Planting in the west. Dramatic low-care plantings are the reward for using regionally suitable plants that thrive in drier Western climates.

After thirty years spent in Santa Fe, New Mexico in the retail garden center and greenhouse business, I've come to appreciate the plight of the Eastern Transplant (people that is, not plants). You could always spot folks from Chicago or Connecticut or Pennsylvania. We would find them wandering around the nursery yard or greenhouse with this bewildered "help me" look on their faces as they looked around, overwhelmed by the plant choices, few of which they even recognized.

Here are some of the essential elements for gardening success when all you know is gardening in the Eastern or Mid-Western US.

Mulch: It's dry here in the West! In a good year, Santa Fe gets about a foot of precipitation (rain and snow melt). So it is essential to protect the moisture in the soil from the wind and intense sunshine, which quickly steal moisture from the ground.

Prepare the Soil: When I say "soil" I'm being very generous in describing that alkaline "concrete" we have to dig in. Even for native plants, it is essential to dig into the soil organic fertilizers like Yum Yum Mix and high quality compost to loosen it adequately for roots to grow into.
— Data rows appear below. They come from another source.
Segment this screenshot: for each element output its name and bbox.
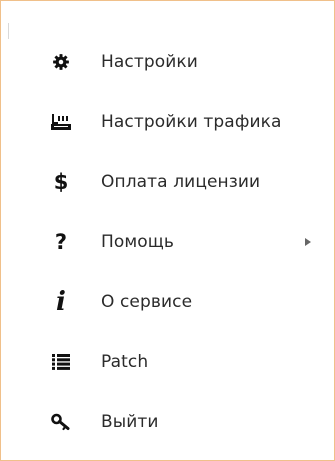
menu-item-license-payment[interactable]: $ Оплата лицензии <box>1 152 334 212</box>
menu-item-settings[interactable]: Настройки <box>1 32 334 92</box>
traffic-settings-icon <box>49 110 73 134</box>
menu-item-patch[interactable]: Patch <box>1 332 334 392</box>
menu-item-label: О сервисе <box>101 292 193 312</box>
dollar-icon: $ <box>53 169 69 194</box>
list-icon <box>49 350 73 374</box>
menu-item-label: Настройки <box>101 52 198 72</box>
menu-item-label: Помощь <box>101 232 175 252</box>
menu-item-label: Выйти <box>101 412 159 432</box>
menu-item-label: Оплата лицензии <box>101 172 261 192</box>
menu-item-label: Patch <box>101 352 149 372</box>
menu-item-exit[interactable]: Выйти <box>1 392 334 452</box>
menu-item-traffic-settings[interactable]: Настройки трафика <box>1 92 334 152</box>
key-icon <box>49 410 73 434</box>
gear-icon <box>49 50 73 74</box>
menu-item-label: Настройки трафика <box>101 112 282 132</box>
question-icon: ? <box>54 229 68 254</box>
menu-item-about[interactable]: i О сервисе <box>1 272 334 332</box>
context-menu-panel: Настройки Настройки трафика $ Оплата лиц… <box>0 0 335 461</box>
submenu-arrow-icon <box>305 238 311 246</box>
info-icon: i <box>56 287 66 317</box>
menu-item-help[interactable]: ? Помощь <box>1 212 334 272</box>
context-menu: Настройки Настройки трафика $ Оплата лиц… <box>1 32 334 452</box>
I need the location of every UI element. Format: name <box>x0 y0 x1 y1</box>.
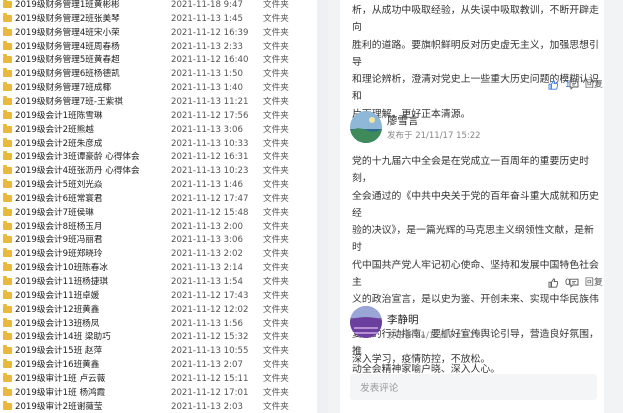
comment-2-text: 党的十九届六中全会是在党成立一百周年的重要历史时刻， 全会通过的《中共中央关于党… <box>352 153 600 378</box>
comment-bubble-icon <box>569 278 579 288</box>
folder-icon <box>3 317 12 327</box>
folder-icon <box>3 345 12 355</box>
comment-2-line: 全会通过的《中共中央关于党的百年奋斗重大成就和历史经 <box>352 190 599 219</box>
folder-icon <box>3 192 12 202</box>
file-name: 2019级审计2班谢薇莹 <box>15 401 103 412</box>
comment-input-placeholder: 发表评论 <box>360 383 399 394</box>
folder-icon <box>3 289 12 299</box>
avatar[interactable] <box>350 111 382 143</box>
comment-1-like-button[interactable]: 1 <box>548 78 571 92</box>
file-date: 2021-11-13 2:03 <box>171 401 243 412</box>
comment-1-line: 胜利的道路。要旗帜鲜明反对历史虚无主义，加强思想引导 <box>352 39 599 68</box>
comment-input[interactable]: 发表评论 <box>350 374 597 400</box>
folder-icon <box>3 234 12 244</box>
folder-icon <box>3 359 12 369</box>
comment-1-text: 析，从成功中吸取经验，从失误中吸取教训，不断开辟走向 胜利的道路。要旗帜鲜明反对… <box>352 2 600 123</box>
folder-icon <box>3 95 12 105</box>
folder-icon <box>3 151 12 161</box>
reply-label: 回复 <box>584 80 603 90</box>
folder-icon <box>3 54 12 64</box>
folder-icon <box>3 276 12 285</box>
folder-icon <box>3 26 12 36</box>
comment-card: 析，从成功中吸取经验，从失误中吸取教训，不断开辟走向 胜利的道路。要旗帜鲜明反对… <box>340 0 604 413</box>
folder-icon <box>3 0 12 8</box>
folder-icon <box>3 82 12 92</box>
folder-icon <box>3 248 12 258</box>
thumbs-up-icon <box>548 277 559 288</box>
folder-icon <box>3 331 12 341</box>
folder-icon <box>3 109 12 119</box>
folder-icon <box>3 165 12 175</box>
folder-icon <box>3 123 12 133</box>
folder-icon <box>3 400 12 410</box>
reply-label: 回复 <box>584 278 603 288</box>
folder-icon <box>3 68 12 78</box>
folder-icon <box>3 262 12 272</box>
comment-1-line: 析，从成功中吸取经验，从失误中吸取教训，不断开辟走向 <box>352 5 599 34</box>
comment-3-text: 深入学习，疫情防控，不放松。 <box>352 351 600 368</box>
folder-icon <box>3 303 12 313</box>
folder-icon <box>3 179 12 189</box>
folder-icon <box>3 206 12 216</box>
file-row[interactable]: 2019级审计2班谢薇莹 2021-11-13 2:03 文件夹 <box>0 399 317 413</box>
comment-timestamp: 发布于 21/11/17 15:22 <box>387 131 481 141</box>
comment-timestamp: 发布于 21/11/17 11:20 <box>387 331 481 341</box>
comment-bubble-icon <box>569 80 579 90</box>
comment-2-like-button[interactable]: 0 <box>548 276 571 290</box>
thumbs-up-icon <box>548 79 559 90</box>
folder-icon <box>3 220 12 230</box>
comment-1-reply-button[interactable]: 回复 <box>569 78 603 92</box>
comment-2-line: 验的决议》，是一篇光辉的马克思主义纲领性文献，是新时 <box>352 225 594 254</box>
file-explorer: 2019级财务管理1班黄彬彬 2021-11-18 9:47 文件夹 2019级财务管… <box>0 0 317 413</box>
comment-2-reply-button[interactable]: 回复 <box>569 276 603 290</box>
folder-icon <box>3 372 12 382</box>
folder-icon <box>3 40 12 50</box>
file-type: 文件夹 <box>263 401 289 412</box>
comment-author[interactable]: 廖雪言 <box>387 113 419 128</box>
comment-author[interactable]: 李静明 <box>387 312 419 327</box>
comment-3-line: 深入学习，疫情防控，不放松。 <box>352 354 491 365</box>
folder-icon <box>3 137 12 147</box>
avatar[interactable] <box>350 306 382 338</box>
comment-2-line: 党的十九届六中全会是在党成立一百周年的重要历史时刻， <box>352 156 590 185</box>
folder-icon <box>3 386 12 396</box>
folder-icon <box>3 12 12 22</box>
comment-panel: 析，从成功中吸取经验，从失误中吸取教训，不断开辟走向 胜利的道路。要旗帜鲜明反对… <box>328 0 623 413</box>
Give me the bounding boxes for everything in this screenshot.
These natural soil builders also inoculate the soil with life giving micro-organisms that are essential for plant health. And don't forget to add earthworms. They are especially helpful in loosening tight clay soils to facilitate root growth and good drainage.

Inoculate with Mycorrhizal Fungus: Many water-wise (xeric) plants are able to grow in seemingly impossible conditions because their roots are growing with mycorrhizal fungi attached to them. These beneficial fungi help the roots to extract water and nutrients from the soil that roots alone can't utilize. The use of mycorrhizal root inoculants is especially important when you're planting into soils that have been damage and compacted by home or subdivision construction!

Learn How to Harvest Rain Water onto your Landscape: We need to be sure to capture and use rainwater and snow melt as a supplemental source of water for our water-wise landscapes. Water harvesting can be a simple as taking the water from a rain gutter and using gravity to direct it to a tree or shrub planted near the house. Rain barrels should become a way of life for the western Gardener.

Water Deeply and Less Frequently: Once established, many water-wise plants do best when watered deeply and less frequently (once every 5 to 10 days) . Roots follow the water down into the depths of the soil. Shallow, frequent water grows plants with shallow roots. You will train your plants to be less thirsty when practicing deep watering.

Choose Regionally Suitable Plants: There are many annuals, perennials, shrubs and trees that actually thrive in difficult western growing conditions. that's why it is so important to learn about these plants and not just try and recreate what is familiar using plants that grew well where you used to live. Making regionally suitable plants available through a catalog was one of my primary objectives when I started High Country Gardens more than 20 years ago. Western gardens have a dizzying array of native and Old World plants that do well out West.

These are some gardening basics that will greatly improve gardening success in the West. Take the time to learn these new plants and understand these techniques to create a garden that is more self-sufficient, beautiful and low maintenance.